Я повернулся к Грасе, более спокойной из двух сестер. Она плакала. Бросившись к Луне, она обняла ее. Сестры обменялись вполголоса парой фраз, и Луна нежно взяла меня за руку.
— Это очень серьезно, — прошептала она. — Делай, что я говорю. Мы все в опасности. Сиди очень тихо, — сказала она мне, а я, по ее просьбе, повторил этот приказ Полуночнику.
Когда шум снаружи утих, мы подумали, что колдун уводит свою толпу. Но мы ошиблись!
— Граса и Луна Оливейра! — пронзительно крикнул он. — Я приказываю вам выйти и покаяться в своих грехах! Я обвиняю вас в измене. Вы должны умереть, чтобы дать жизнь Христу.
Граса закрыла руками рот, чтобы сдержать крик ужаса.
— Я призываю еврейским блудницам выйти и исповедаться в своих грехах. Откройте свои утробы Христу и впустите его перед своей смертью. Готовьтесь, ибо вас сожгут, привязав к столбу.
Казалось, что его угрозы вонзаются в нашу дверь как ножи; я испугался, что он только одним голосом может сорвать засов, и тогда толпа схватит нас.
Луна прошептала:
— Что делать, если он вломится в дом?
Полуобезумевшая Граса что-то бормотала себе под нос на смеси португальского и другого непонятного мне языка. Я уловил слово «Адонаи».
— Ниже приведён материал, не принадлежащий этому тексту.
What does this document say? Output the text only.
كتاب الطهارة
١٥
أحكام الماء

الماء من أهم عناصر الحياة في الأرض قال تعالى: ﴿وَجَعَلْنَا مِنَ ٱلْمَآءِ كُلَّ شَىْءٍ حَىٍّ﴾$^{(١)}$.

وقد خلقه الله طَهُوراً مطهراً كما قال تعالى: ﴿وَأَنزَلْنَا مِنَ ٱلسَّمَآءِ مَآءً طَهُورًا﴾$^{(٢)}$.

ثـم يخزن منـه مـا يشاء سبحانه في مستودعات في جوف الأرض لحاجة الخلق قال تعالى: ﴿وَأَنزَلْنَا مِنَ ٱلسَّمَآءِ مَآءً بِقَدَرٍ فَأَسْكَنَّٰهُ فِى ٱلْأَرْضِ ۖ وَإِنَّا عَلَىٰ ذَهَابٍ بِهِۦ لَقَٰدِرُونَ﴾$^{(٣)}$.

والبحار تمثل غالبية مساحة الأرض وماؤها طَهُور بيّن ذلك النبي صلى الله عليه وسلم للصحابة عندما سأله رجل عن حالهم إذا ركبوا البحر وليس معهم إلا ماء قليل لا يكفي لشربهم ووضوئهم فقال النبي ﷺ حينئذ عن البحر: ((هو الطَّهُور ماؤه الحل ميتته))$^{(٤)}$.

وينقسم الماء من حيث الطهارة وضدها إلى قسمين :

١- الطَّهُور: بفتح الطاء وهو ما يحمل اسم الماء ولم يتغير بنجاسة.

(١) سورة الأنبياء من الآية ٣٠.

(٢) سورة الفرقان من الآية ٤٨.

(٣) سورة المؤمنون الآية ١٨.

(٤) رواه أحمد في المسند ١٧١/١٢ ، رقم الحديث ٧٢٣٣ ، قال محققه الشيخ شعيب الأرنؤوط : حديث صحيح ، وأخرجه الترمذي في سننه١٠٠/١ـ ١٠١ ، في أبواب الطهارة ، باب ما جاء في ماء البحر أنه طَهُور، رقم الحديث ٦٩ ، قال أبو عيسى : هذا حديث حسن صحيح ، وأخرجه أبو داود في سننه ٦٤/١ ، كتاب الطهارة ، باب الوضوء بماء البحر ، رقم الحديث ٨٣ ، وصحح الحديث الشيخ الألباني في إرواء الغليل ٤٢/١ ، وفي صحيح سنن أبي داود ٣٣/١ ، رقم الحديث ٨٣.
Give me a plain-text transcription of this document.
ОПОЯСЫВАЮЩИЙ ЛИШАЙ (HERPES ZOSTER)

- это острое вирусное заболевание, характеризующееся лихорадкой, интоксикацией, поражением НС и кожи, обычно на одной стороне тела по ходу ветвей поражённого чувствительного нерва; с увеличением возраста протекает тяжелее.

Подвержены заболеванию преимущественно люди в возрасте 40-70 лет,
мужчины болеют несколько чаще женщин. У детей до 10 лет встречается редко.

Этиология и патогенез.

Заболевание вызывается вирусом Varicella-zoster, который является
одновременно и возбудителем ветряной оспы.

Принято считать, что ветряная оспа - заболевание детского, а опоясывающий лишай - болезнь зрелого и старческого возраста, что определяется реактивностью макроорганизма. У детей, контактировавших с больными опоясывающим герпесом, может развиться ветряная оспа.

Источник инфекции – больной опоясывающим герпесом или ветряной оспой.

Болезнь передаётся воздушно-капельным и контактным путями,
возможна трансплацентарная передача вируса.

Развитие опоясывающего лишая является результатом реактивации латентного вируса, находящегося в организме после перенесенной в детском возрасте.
Что-то стало вскипать внутри Полуночника, сначала слабо, а потом все сильнее.
— Джон, скажи мне точно, что говорит эта гиена, — прошептал он.
Судя по тому, что он назвал Лоренцо Рейса гиеной, Полуночник, даже не понимая его слов, почувствовал, что это — дурной человек. Не успел я ответить, как этот негодяй стал барабанить в дверь и дергать за ручку. От страха Граса обмочилась на пол.
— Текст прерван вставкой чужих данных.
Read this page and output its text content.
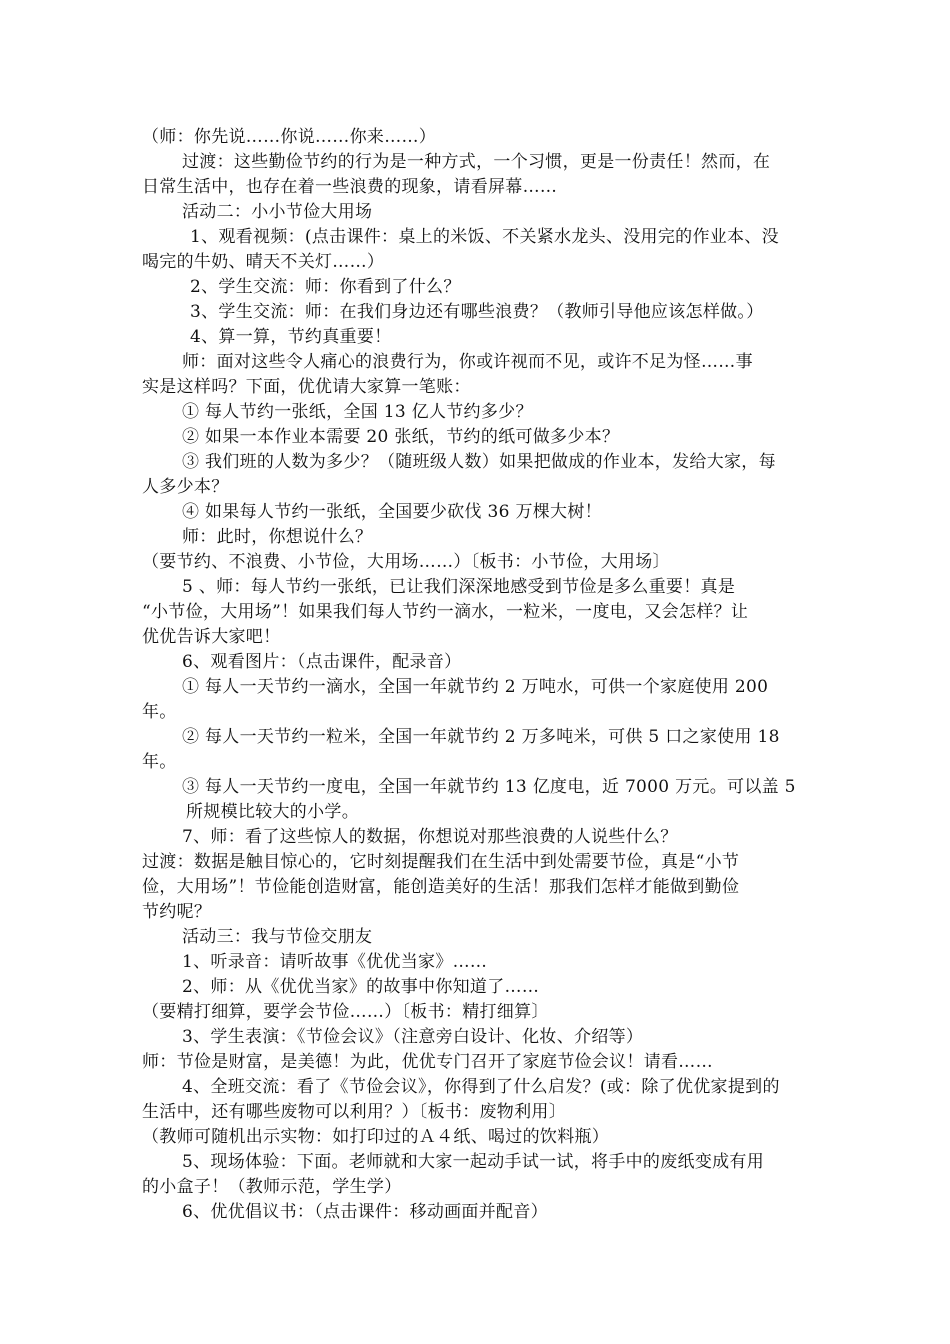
（师：你先说……你说……你来……）
过渡：这些勤俭节约的行为是一种方式，一个习惯，更是一份责任！然而，在
日常生活中，也存在着一些浪费的现象，请看屏幕……
活动二：小小节俭大用场
1、观看视频：(点击课件：桌上的米饭、不关紧水龙头、没用完的作业本、没
喝完的牛奶、晴天不关灯……）
2、学生交流：师：你看到了什么？
3、学生交流：师：在我们身边还有哪些浪费？（教师引导他应该怎样做。）
4、算一算，节约真重要！
师：面对这些令人痛心的浪费行为，你或许视而不见，或许不足为怪……事
实是这样吗？下面，优优请大家算一笔账：
① 每人节约一张纸，全国 13 亿人节约多少？
② 如果一本作业本需要 20 张纸，节约的纸可做多少本？
③ 我们班的人数为多少？（随班级人数）如果把做成的作业本，发给大家，每
人多少本？
④ 如果每人节约一张纸，全国要少砍伐 36 万棵大树！
师：此时，你想说什么？
（要节约、不浪费、小节俭，大用场……）〔板书：小节俭，大用场〕
5 、师：每人节约一张纸，已让我们深深地感受到节俭是多么重要！真是
“小节俭，大用场”！如果我们每人节约一滴水，一粒米，一度电，又会怎样？让
优优告诉大家吧！
6、观看图片：（点击课件，配录音）
① 每人一天节约一滴水，全国一年就节约 2 万吨水，可供一个家庭使用 200
年。
② 每人一天节约一粒米，全国一年就节约 2 万多吨米，可供 5 口之家使用 18
年。
③ 每人一天节约一度电，全国一年就节约 13 亿度电，近 7000 万元。可以盖 5
所规模比较大的小学。
7、师：看了这些惊人的数据，你想说对那些浪费的人说些什么？
过渡：数据是触目惊心的，它时刻提醒我们在生活中到处需要节俭，真是“小节
俭，大用场”！节俭能创造财富，能创造美好的生活！那我们怎样才能做到勤俭
节约呢？
活动三：我与节俭交朋友
1、听录音：请听故事《优优当家》……
2、师：从《优优当家》的故事中你知道了……
（要精打细算，要学会节俭……）〔板书：精打细算〕
3、学生表演：《节俭会议》（注意旁白设计、化妆、介绍等）
师：节俭是财富，是美德！为此，优优专门召开了家庭节俭会议！请看……
4、全班交流：看了《节俭会议》，你得到了什么启发？(或：除了优优家提到的
生活中，还有哪些废物可以利用？）〔板书：废物利用〕
（教师可随机出示实物：如打印过的Ａ４纸、喝过的饮料瓶）
5、现场体验：下面。老师就和大家一起动手试一试，将手中的废纸变成有用
的小盒子！（教师示范，学生学）
6、优优倡议书：（点击课件：移动画面并配音）
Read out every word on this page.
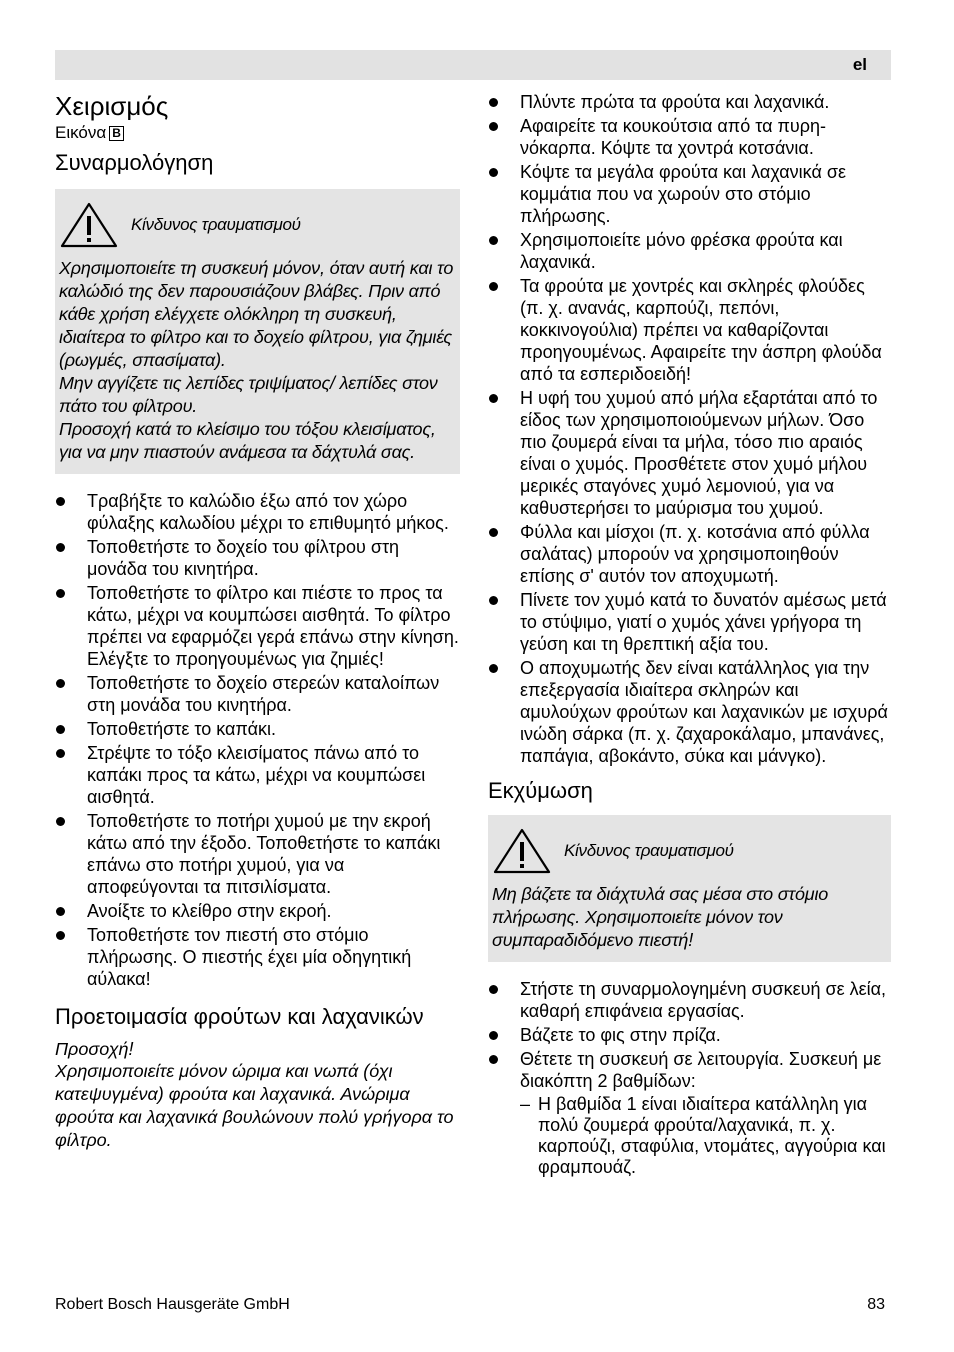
el
Χειρισμός
Εικόνα B
Συναρμολόγηση
Κίνδυνος τραυματισμού

Χρησιμοποιείτε τη συσκευή μόνον, όταν αυτή και το καλώδιό της δεν παρουσιάζουν βλάβες. Πριν από κάθε χρήση ελέγχετε ολόκληρη τη συσκευή, ιδιαίτερα το φίλτρο και το δοχείο φίλτρου, για ζημιές (ρωγμές, σπασίματα).

Μην αγγίζετε τις λεπίδες τριψίματος/ λεπίδες στον πάτο του φίλτρου.

Προσοχή κατά το κλείσιμο του τόξου κλεισίματος, για να μην πιαστούν ανάμεσα τα δάχτυλά σας.

Τραβήξτε το καλώδιο έξω από τον χώρο φύλαξης καλωδίου μέχρι το επιθυμητό μήκος.
Τοποθετήστε το δοχείο του φίλτρου στη μονάδα του κινητήρα.
Τοποθετήστε το φίλτρο και πιέστε το προς τα κάτω, μέχρι να κουμπώσει αισθητά. Το φίλτρο πρέπει να εφαρμόζει γερά επάνω στην κίνηση. Ελέγξτε το προηγουμένως για ζημιές!
Τοποθετήστε το δοχείο στερεών καταλοίπων στη μονάδα του κινητήρα.
Τοποθετήστε το καπάκι.
Στρέψτε το τόξο κλεισίματος πάνω από το καπάκι προς τα κάτω, μέχρι να κουμπώσει αισθητά.
Τοποθετήστε το ποτήρι χυμού με την εκροή κάτω από την έξοδο. Τοποθετήστε το καπάκι επάνω στο ποτήρι χυμού, για να αποφεύγονται τα πιτσιλίσματα.
Ανοίξτε το κλείθρο στην εκροή.
Τοποθετήστε τον πιεστή στο στόμιο πλήρωσης. Ο πιεστής έχει μία οδηγητική αύλακα!
Προετοιμασία φρούτων και λαχανικών
Προσοχή!
Χρησιμοποιείτε μόνον ώριμα και νωπά (όχι κατεψυγμένα) φρούτα και λαχανικά. Ανώριμα φρούτα και λαχανικά βουλώνουν πολύ γρήγορα το φίλτρο.
Πλύντε πρώτα τα φρούτα και λαχανικά.
Αφαιρείτε τα κουκούτσια από τα πυρηνόκαρπα. Κόψτε τα χοντρά κοτσάνια.
Κόψτε τα μεγάλα φρούτα και λαχανικά σε κομμάτια που να χωρούν στο στόμιο πλήρωσης.
Χρησιμοποιείτε μόνο φρέσκα φρούτα και λαχανικά.
Τα φρούτα με χοντρές και σκληρές φλούδες (π. χ. ανανάς, καρπούζι, πεπόνι, κοκκινογούλια) πρέπει να καθαρίζονται προηγουμένως. Αφαιρείτε την άσπρη φλούδα από τα εσπεριδοειδή!
Η υφή του χυμού από μήλα εξαρτάται από το είδος των χρησιμοποιούμενων μήλων. Όσο πιο ζουμερά είναι τα μήλα, τόσο πιο αραιός είναι ο χυμός. Προσθέτετε στον χυμό μήλου μερικές σταγόνες χυμό λεμονιού, για να καθυστερήσει το μαύρισμα του χυμού.
Φύλλα και μίσχοι (π. χ. κοτσάνια από φύλλα σαλάτας) μπορούν να χρησιμοποιηθούν επίσης σ' αυτόν τον αποχυμωτή.
Πίνετε τον χυμό κατά το δυνατόν αμέσως μετά το στύψιμο, γιατί ο χυμός χάνει γρήγορα τη γεύση και τη θρεπτική αξία του.
Ο αποχυμωτής δεν είναι κατάλληλος για την επεξεργασία ιδιαίτερα σκληρών και αμυλούχων φρούτων και λαχανικών με ισχυρά ινώδη σάρκα (π. χ. ζαχαροκάλαμο, μπανάνες, παπάγια, αβοκάντο, σύκα και μάνγκο).
Εκχύμωση
Κίνδυνος τραυματισμού
Μη βάζετε τα διάχτυλά σας μέσα στο στόμιο πλήρωσης. Χρησιμοποιείτε μόνον τον συμπαραδιδόμενο πιεστή!
Στήστε τη συναρμολογημένη συσκευή σε λεία, καθαρή επιφάνεια εργασίας.
Βάζετε το φις στην πρίζα.
Θέτετε τη συσκευή σε λειτουργία. Συσκευή με διακόπτη 2 βαθμίδων:
– Η βαθμίδα 1 είναι ιδιαίτερα κατάλληλη για πολύ ζουμερά φρούτα/λαχανικά, π. χ. καρπούζι, σταφύλια, ντομάτες, αγγούρια και φραμπουάζ.
Robert Bosch Hausgeräte GmbH	83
— Продолжай молиться, сестра — шепнула ей Луна.
Полуночник встал, сбросил башмаки и схватил кочергу, стоявшую у камина. Подняв ее над плечом словно копье, он бросился к двери.
— Не открывай! — крикнул я.
Он кивнул мне и пригнулся, не сводя глаз с дергавшейся дверной ручки.
Лоренцо Рейс говорил через дверь:
— Граса и Луна Оливейра, вы должны понять, что такое грех. Вы должны умереть, чтобы жил Христос. Вы должны погибнуть в горящем сердце Сына Человеческого.
Толпа загалдела, словно стая чаек. Но вскоре мы услышали, как они уходят. Полуночник подошел ко мне, и мы усадили сестер в кресла, убеждая их выпить холодного чаю. Граса поперхнулась и бросилась наверх. Я хотел было пойти за ней, но Луна удержала меня:
— Ты только смутишь ее. Останься здесь.
По просьбе Полуночника я стал переводить ему злобные слова колдуна. Но он не понимал их значения, а я не мог объяснить, так как сам едва понимал, о чем идет речь.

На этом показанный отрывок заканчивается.